The London Philharmonic Orchestra’s ‘Belief and Beyond Belief’ season is drawing to a close, without making it in any degree clearer what it was supposed to be about. Many major works have been played, and the season will end with Eschenbach conducting Beethoven’s Ninth. But then any series of concerts with a pretentious name ends in that way; in fact, I have devised several imaginary series of that kind myself, and will gladly forward the details to any orchestra looking for a grandiose rubric. I would be grateful if whoever devised the name of this current season would tell me what ‘Beyond Belief’ means. There is no need to find excuses for programming a series of more or less monumental works and, as Andris Nelsons showed earlier in the season, if you’re able to elicit a great performance of a Bruckner symphony from an orchestra that is a justification.
The pre-penultimate concert had an old-fashioned feel about it: an overture, a vocal excerpt, and after the interval a symphony. Admittedly, the overture and the vocal number were both by Wagner, and the symphony was Bruckner’s great elegy for his revered Master, but none of the pieces threw light on the others.

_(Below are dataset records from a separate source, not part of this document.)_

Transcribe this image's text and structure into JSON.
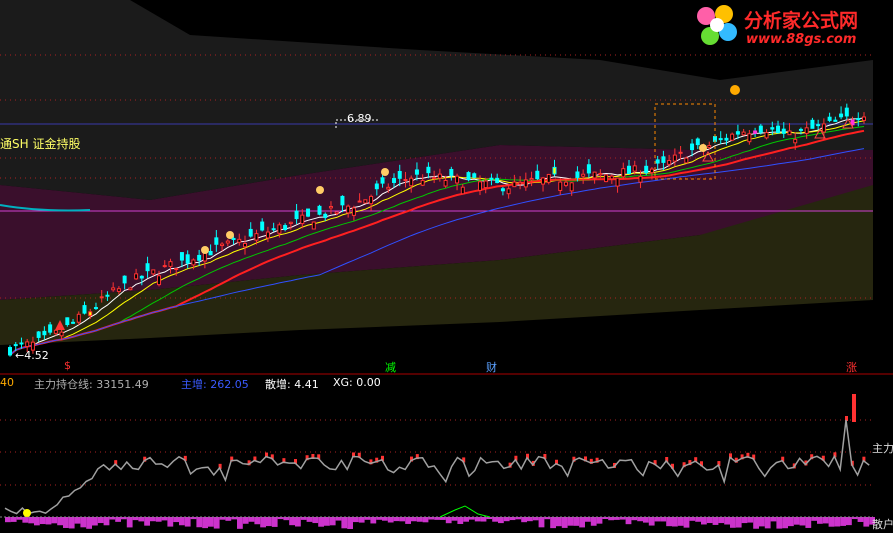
{
  "logo": {
    "name": "分析家公式网",
    "url": "www.88gs.com"
  },
  "main_panel": {
    "index_label": "通SH 证金持股",
    "price_high_label": "6.89",
    "price_low_label": "←4.52",
    "signals": [
      {
        "label": "$",
        "color": "#ff3030"
      },
      {
        "label": "减",
        "color": "#00ff00"
      },
      {
        "label": "财",
        "color": "#5aa0ff"
      },
      {
        "label": "涨",
        "color": "#ff3030"
      }
    ]
  },
  "sub_panel": {
    "left_value": "40",
    "holding_line": "主力持仓线: 33151.49",
    "main_increase": "主增: 262.05",
    "retail_increase": "散增: 4.41",
    "xg": "XG: 0.00",
    "right_label_main": "主力",
    "right_label_retail": "散户"
  },
  "colors": {
    "up": "#ff3232",
    "down": "#00ffff",
    "ma_white": "#ffffff",
    "ma_yellow": "#ffff00",
    "ma_red": "#ff2020",
    "ma_blue": "#3050ff",
    "ma_green": "#00c800",
    "band_magenta": "#3a0f2c",
    "band_olive": "#26260f",
    "band_gray": "#1b1b1b",
    "sub_line": "#a0a0a0",
    "sub_bar": "#cc33cc",
    "guide_magenta": "#d040d0",
    "guide_cyan": "#00b0c0"
  },
  "chart_data": {
    "type": "candlestick",
    "title": "通SH 证金持股",
    "price_range": [
      4.52,
      6.89
    ],
    "annotated_high": 6.89,
    "annotated_low": 4.52,
    "candle_count": 150,
    "close_path": [
      4.55,
      4.6,
      4.72,
      4.9,
      5.1,
      5.25,
      5.35,
      5.45,
      5.55,
      5.62,
      5.72,
      5.8,
      5.88,
      5.95,
      6.05,
      6.2,
      6.3,
      6.28,
      6.25,
      6.22,
      6.2,
      6.25,
      6.28,
      6.3,
      6.32,
      6.35,
      6.4,
      6.55,
      6.62,
      6.75,
      6.8,
      6.7,
      6.78,
      6.85,
      6.95
    ],
    "sub_series": {
      "holding_line_end": 33151.49,
      "main_increase": 262.05,
      "retail_increase": 4.41,
      "xg": 0
    }
  }
}
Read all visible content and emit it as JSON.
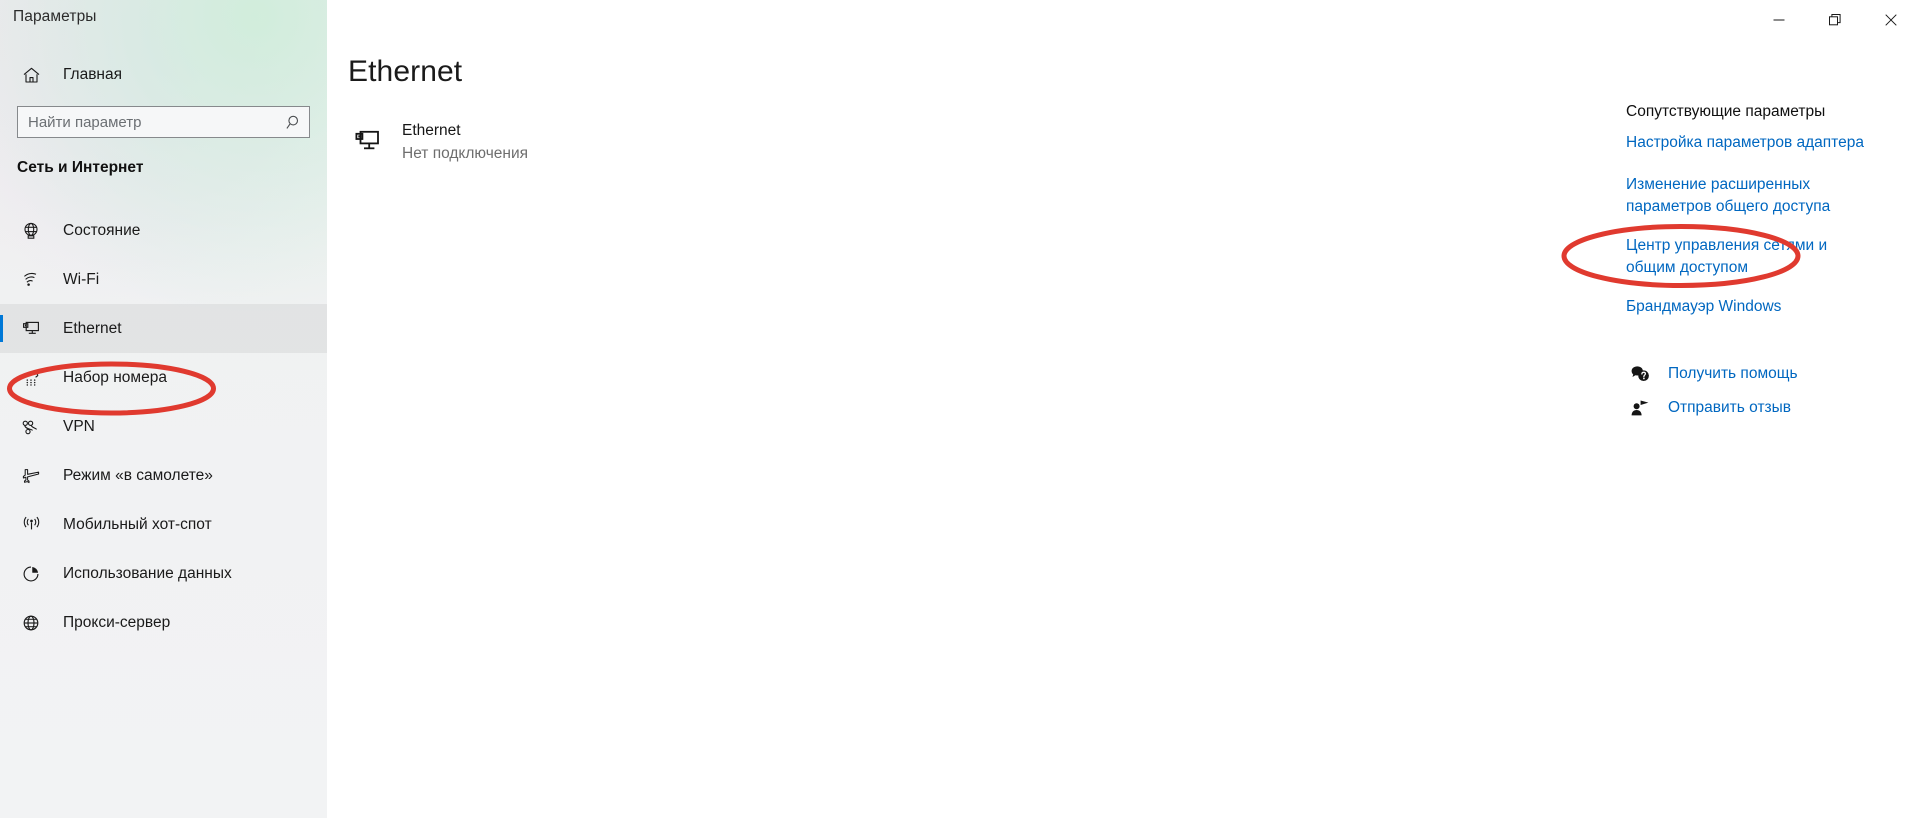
{
  "window": {
    "title": "Параметры",
    "controls": [
      {
        "name": "minimize",
        "icon": "minimize-icon"
      },
      {
        "name": "maximize",
        "icon": "restore-icon"
      },
      {
        "name": "close",
        "icon": "close-icon"
      }
    ]
  },
  "sidebar": {
    "home": {
      "label": "Главная",
      "icon": "home-icon"
    },
    "search": {
      "placeholder": "Найти параметр",
      "value": "",
      "icon": "search-icon"
    },
    "section_title": "Сеть и Интернет",
    "items": [
      {
        "label": "Состояние",
        "icon": "globe-status-icon",
        "selected": false
      },
      {
        "label": "Wi-Fi",
        "icon": "wifi-icon",
        "selected": false
      },
      {
        "label": "Ethernet",
        "icon": "ethernet-icon",
        "selected": true
      },
      {
        "label": "Набор номера",
        "icon": "dialup-phone-icon",
        "selected": false
      },
      {
        "label": "VPN",
        "icon": "vpn-icon",
        "selected": false
      },
      {
        "label": "Режим «в самолете»",
        "icon": "airplane-icon",
        "selected": false
      },
      {
        "label": "Мобильный хот-спот",
        "icon": "hotspot-icon",
        "selected": false
      },
      {
        "label": "Использование данных",
        "icon": "pie-chart-icon",
        "selected": false
      },
      {
        "label": "Прокси-сервер",
        "icon": "globe-proxy-icon",
        "selected": false
      }
    ]
  },
  "main": {
    "page_title": "Ethernet",
    "adapter": {
      "name": "Ethernet",
      "status": "Нет подключения",
      "icon": "ethernet-monitor-icon"
    }
  },
  "rail": {
    "heading": "Сопутствующие параметры",
    "links": [
      {
        "label": "Настройка параметров адаптера"
      },
      {
        "label": "Изменение расширенных параметров общего доступа"
      },
      {
        "label": "Центр управления сетями и общим доступом"
      },
      {
        "label": "Брандмауэр Windows"
      }
    ],
    "actions": [
      {
        "label": "Получить помощь",
        "icon": "help-chat-icon"
      },
      {
        "label": "Отправить отзыв",
        "icon": "feedback-person-icon"
      }
    ]
  },
  "annotations": {
    "color": "#E03A2F",
    "targets": [
      "sidebar-item-ethernet",
      "link-network-sharing-center"
    ]
  },
  "colors": {
    "accent": "#0078D7",
    "link": "#0067C0",
    "annotation_red": "#E03A2F",
    "sidebar_bg": "#F1F2F3",
    "content_bg": "#FFFFFF",
    "text": "#1A1A1A",
    "muted_text": "#6E6E6E"
  }
}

The overture was to Der fliegende Holländer, regrettably with the revised ‘redemption’ ending. This wonderful piece, which announces definitively Wagner’s arrival among the greatest composers, was given a bracing but routine performance. Marek Janowski, who may have made more recordings of Wagner than any other conductor, including two complete Ring cycles, and is the current conductor of the Ring at Bayreuth, ignored Richard Strauss’s famous advice to conductors not to look at the trombones (‘It only encourages them’), and from the start the performance was brass-heavy and string-light. Since the LPO’s string section is excellent but inclines to a lean tone, it was only to be heard distinctly when other instruments weren’t playing.